First an observation, on the 6502, when the processor is reading or
writing a byte it takes one cycle.
The basic tip is to just sum the number of bytes read/written during an
instruction to get your total cycles. So for example lda $F200 has 3
bytes that were read in the instruction stream, $AD $00 $F2 and of
course the byte is read from location $F200. This is 4 bytes across the
data bus and the instruction time is 4 cycles.
In practice, because of pipelining (faster) and operation overhead
(slower) you will also need to combine this simplistic approach with
extra rules.
The rules you need to remember are:
- No instruction takes less than 2 cycles. So a NOP or an LSR will take
2 cycles even though only one instruction byte is read.
- Instructions LDx/STx ADC/SBC AND/OR/EOR do not take an extra operation
cycle when used on memory. BIT is a special case of AND and the compare
instructions are special cases of SBC.
- Adding an index register in the address calculation takes an extra
cycle except on loads from an absolute address (nice). As a follow-on
rule, if adding the index register causes the address to cross a page
boundary, you add another cycle.
- You add a cycle if you change the Program Counter (PC) in a branch
instruction, but JMP is able to manage it in 3 cycles.
- Just have to remember timing on instructions that modify the stack
pointer as I don't have a good theory on where the cycles go.

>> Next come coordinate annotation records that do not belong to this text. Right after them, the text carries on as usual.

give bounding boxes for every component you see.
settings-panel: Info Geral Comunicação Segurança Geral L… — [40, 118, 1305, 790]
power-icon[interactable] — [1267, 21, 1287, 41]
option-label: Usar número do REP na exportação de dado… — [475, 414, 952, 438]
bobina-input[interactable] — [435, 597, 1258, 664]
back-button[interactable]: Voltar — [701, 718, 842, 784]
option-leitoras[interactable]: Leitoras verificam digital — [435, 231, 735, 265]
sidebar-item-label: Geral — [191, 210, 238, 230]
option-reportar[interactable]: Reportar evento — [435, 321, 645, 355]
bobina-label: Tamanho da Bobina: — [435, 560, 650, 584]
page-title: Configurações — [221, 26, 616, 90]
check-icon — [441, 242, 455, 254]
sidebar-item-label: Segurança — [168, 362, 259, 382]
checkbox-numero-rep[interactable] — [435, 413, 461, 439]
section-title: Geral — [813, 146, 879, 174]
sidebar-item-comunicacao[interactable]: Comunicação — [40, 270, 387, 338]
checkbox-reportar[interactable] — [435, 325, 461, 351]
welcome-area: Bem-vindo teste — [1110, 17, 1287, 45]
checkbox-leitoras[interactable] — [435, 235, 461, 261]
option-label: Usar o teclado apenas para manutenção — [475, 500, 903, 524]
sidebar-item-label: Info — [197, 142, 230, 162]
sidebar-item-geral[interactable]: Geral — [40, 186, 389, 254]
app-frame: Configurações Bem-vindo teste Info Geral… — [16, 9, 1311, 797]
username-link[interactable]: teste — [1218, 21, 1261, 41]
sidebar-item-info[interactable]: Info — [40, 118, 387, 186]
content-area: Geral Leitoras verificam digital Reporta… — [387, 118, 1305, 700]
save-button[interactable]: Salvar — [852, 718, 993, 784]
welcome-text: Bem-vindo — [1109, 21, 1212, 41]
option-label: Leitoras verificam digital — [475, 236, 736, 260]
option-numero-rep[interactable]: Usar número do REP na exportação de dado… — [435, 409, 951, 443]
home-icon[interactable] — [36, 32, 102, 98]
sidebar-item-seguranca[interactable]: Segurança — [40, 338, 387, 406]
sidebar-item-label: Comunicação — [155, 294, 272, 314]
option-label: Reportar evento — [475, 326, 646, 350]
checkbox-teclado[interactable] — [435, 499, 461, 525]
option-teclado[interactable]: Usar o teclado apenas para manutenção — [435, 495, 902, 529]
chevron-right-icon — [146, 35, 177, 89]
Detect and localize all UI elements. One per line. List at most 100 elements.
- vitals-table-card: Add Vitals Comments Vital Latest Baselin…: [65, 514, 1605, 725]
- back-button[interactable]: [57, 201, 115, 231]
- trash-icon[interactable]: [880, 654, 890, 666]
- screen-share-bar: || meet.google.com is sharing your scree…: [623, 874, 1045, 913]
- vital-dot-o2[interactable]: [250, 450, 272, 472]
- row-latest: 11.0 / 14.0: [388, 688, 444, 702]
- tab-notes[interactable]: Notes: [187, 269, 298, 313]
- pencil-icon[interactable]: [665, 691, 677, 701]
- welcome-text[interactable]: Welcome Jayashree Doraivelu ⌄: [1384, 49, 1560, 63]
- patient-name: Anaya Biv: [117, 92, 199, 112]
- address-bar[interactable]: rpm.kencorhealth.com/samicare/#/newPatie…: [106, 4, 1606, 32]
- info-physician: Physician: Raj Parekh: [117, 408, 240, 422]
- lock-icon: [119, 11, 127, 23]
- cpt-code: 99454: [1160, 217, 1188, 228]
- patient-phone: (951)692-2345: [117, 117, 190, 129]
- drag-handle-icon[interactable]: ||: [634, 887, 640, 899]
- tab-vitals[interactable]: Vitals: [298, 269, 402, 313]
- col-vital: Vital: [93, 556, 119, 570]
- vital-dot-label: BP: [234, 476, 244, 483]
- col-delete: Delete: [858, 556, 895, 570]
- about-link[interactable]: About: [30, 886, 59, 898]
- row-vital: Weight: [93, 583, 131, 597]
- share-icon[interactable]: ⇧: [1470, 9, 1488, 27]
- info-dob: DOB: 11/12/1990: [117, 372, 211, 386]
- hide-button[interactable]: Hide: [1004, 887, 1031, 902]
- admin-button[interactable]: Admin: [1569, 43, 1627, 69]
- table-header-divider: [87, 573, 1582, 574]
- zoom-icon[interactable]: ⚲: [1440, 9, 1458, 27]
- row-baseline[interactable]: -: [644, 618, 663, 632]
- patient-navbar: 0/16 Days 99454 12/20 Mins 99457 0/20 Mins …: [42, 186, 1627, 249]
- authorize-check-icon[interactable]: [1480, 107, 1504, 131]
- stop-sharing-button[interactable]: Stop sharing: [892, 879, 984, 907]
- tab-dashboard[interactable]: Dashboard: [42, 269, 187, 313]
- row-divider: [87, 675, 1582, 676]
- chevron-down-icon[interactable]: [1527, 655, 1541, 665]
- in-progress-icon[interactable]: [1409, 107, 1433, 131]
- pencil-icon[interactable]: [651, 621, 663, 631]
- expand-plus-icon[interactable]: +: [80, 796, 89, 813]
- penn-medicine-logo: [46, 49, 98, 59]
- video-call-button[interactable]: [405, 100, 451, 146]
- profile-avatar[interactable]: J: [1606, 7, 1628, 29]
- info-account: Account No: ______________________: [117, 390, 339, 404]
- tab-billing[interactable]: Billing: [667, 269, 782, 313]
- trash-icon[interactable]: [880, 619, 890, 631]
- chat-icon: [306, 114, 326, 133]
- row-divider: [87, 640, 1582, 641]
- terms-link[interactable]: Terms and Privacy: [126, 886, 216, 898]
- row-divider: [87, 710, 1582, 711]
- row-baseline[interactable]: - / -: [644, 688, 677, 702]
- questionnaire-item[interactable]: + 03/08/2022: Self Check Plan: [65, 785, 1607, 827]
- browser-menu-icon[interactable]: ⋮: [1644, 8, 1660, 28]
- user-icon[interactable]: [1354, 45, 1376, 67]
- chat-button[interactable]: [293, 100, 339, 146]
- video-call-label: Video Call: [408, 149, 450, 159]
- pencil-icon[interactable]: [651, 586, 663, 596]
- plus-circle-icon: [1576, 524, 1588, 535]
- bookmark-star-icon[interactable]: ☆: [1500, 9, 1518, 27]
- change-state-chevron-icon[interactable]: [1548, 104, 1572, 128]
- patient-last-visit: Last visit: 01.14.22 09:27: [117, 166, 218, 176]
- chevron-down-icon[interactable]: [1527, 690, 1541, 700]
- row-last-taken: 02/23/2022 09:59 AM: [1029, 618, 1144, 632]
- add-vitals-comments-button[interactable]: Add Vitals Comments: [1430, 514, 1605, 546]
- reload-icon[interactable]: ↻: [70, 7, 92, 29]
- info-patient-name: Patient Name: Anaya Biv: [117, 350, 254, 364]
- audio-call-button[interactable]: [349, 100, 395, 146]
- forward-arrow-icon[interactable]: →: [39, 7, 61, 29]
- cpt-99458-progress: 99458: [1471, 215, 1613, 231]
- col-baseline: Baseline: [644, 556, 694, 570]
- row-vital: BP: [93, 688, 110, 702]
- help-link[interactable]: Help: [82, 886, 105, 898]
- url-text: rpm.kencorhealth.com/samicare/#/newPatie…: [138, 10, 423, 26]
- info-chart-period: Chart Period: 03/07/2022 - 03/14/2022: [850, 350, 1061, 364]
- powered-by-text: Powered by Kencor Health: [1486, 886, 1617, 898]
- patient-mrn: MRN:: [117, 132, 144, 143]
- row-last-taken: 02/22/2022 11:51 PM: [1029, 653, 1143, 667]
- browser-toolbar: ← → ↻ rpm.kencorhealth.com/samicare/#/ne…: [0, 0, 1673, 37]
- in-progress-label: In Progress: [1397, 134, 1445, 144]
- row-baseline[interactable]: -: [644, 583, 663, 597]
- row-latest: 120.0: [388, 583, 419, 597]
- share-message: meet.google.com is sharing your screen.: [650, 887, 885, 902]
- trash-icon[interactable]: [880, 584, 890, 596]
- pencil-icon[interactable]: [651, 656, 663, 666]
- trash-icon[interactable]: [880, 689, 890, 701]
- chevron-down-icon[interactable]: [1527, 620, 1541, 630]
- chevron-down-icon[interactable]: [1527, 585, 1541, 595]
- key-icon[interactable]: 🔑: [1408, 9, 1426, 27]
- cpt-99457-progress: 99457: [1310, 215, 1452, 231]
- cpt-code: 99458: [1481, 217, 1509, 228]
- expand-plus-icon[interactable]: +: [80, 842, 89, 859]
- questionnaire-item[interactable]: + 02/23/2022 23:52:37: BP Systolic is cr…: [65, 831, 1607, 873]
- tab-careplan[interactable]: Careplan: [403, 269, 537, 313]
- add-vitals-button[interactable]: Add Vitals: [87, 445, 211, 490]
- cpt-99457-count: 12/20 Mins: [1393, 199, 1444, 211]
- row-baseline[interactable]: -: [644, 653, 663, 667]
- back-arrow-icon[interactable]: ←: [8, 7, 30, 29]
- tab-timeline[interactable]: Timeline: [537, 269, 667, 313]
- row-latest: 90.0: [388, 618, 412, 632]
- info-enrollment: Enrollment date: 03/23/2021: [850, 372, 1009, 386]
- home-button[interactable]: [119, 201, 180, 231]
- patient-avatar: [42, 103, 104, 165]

JSR (6),
RTS(6), PHx(3), PLx(4)
Well those are the rules, here are some examples.
Examples:
A9 FF : LDA #$FF
2 bytes = 2 cycles (the read in the accumulator is accomplished directly
out of the instruction stream)
AD F0 FF : ADC $FFF0
3 bytes, 1 read = 4 cycles
3E F0 01 : ROL $01F0,X
3 bytes, 1 for read, 1 for rotate operation, 1 for write, 1 for adding
the X index register = 7 cycles (or 8 if X is greater than $0f - thus
crossing a page boundary)
D1 80 : CMP ($80),Y
2 bytes, 2 reads (of locations $80 and $81), 1 for adding y register = 5
cycles (or 6 if the effective address plus y crosses a page boundary)
-------------
The stack exceptions
Thinking about JSR
JSR has 3 bytes and two bytes get saved on stack. That would be 5
cycles. I don't know where the extra cycle comes from to get 6. Could be
the update to the Stack Register?
Thinking about RTS
RTS is 1 byte and two bytes get read from the stack, That would be 3
cycles but RTS is actually 6 cycles. Where do the extra 3 cycles go?
Could an update to the Stack Register account for part of it? Another
part might be the way the PC is changed doesn't allow for the same
pipelineing that happens in JMP and JSR?
No warranty on this information. ;-) I apologize in advance for typos
and goofs.
- David Galloway